Originally posted by webmouse
It is JUST A TV SHOW. Sit back and enjoy -- or don't. The loss is yours.
Yes it is "just a T.V. show", but with science fiction it still has to have its own internal reality and integrity to give it credibility. Loss of that credibility renders it unwatchable for the most part.
Please -
please - note, this has NOTHING WHATSOEVER to do with either of the actors.
It also has nothing to do with the character of Daniel and his absence. It has
everything to do with plain common sense. So for the moment,
forget Daniel; he's out of the picture.
Concentrate instead on the people whose job it is to select a fourth team member. I'm not an expert on the American military system, but I wouldn't expect a lowly - and somewhat wayward
- colonel to have the right of veto over whom he has assigned to his team. I'd expect his opinion to be canvassed and to be taken into consideration but (and correct me if I'm wrong here) I would think that the Joint Chiefs of Staff at the Pentagon would have the final say in the matter.
Now, we know from 'Proving Ground' that the S.G.C. has its own selection procedures, so it is clearly canon that they don't take any Tom, Dick or Jonas from a less advanced planet and with no relevant qualifications and stick him in S.G.-1, no matter how fast he can read or how long he can hold his breath under water.
On top of this, Quinn cannot keep his head in a crisis - and I'm not talking about the explosion here but its aftermath.
When the chips were down, he colluded with the scientists to blacken the name of the guy who saved not only his life but the lives of millions of people. He clearly hadn't thought it through very well...

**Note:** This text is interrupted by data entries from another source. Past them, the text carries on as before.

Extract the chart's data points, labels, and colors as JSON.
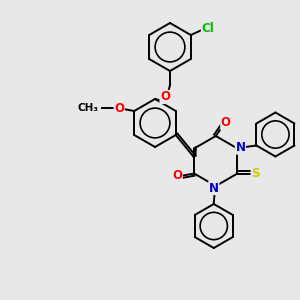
{
  "background_color": "#e8e8e8",
  "bond_color": "#000000",
  "atom_colors": {
    "O": "#ff0000",
    "N": "#0000cc",
    "S": "#cccc00",
    "Cl": "#00bb00",
    "C": "#000000"
  },
  "lw": 1.4,
  "ring_r": 22
}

The high ranking advisor to the High Minister tells one story and the scientists, who have to cover up their ignorance and incompetence to save their jobs, tell another. And the High Minister is going to believe their tale rather than his advisor's account? Yeah, right!
Further to that, having come clean about it - which would have involved admitting he'd lied in the first instance - he does a runner to the Tau'ri. Again, he hasn't thought it through very clearly...
He's met a small number of Tau'ri who, logically, have been chosen for their ability to make their country look good besides all their other skills. A bit like car salesmen then.
He knows nothing about the Tau'ri except what they've told him. For all he knows, their 'High Minister' could be someone like Saddam Hussein who would hand him over to the N.I.D. and use the naquadria to make a bomb to destroy Colona. And he's played straight into their hands!
All in all, not a very dependable person to employ in the defence of our world.
And the stupid thing is that the whole sorry mess could have been avoided if Quinn had been written as a believable character - another member of the S.G.C.'s anthropology department who'd worked alongside Nyan and Robert Rothman for instance. He would then have been able to have taken the moral high ground as Daniel was wont to do and, as a demonstable moral bankrupt, he was unable to do, thus forcing Jack to take on that role. Incroyable!
As you say, it was my loss, hence my great dissatisfaction with the implausible way Quinn was introduced and the appalling character he was given.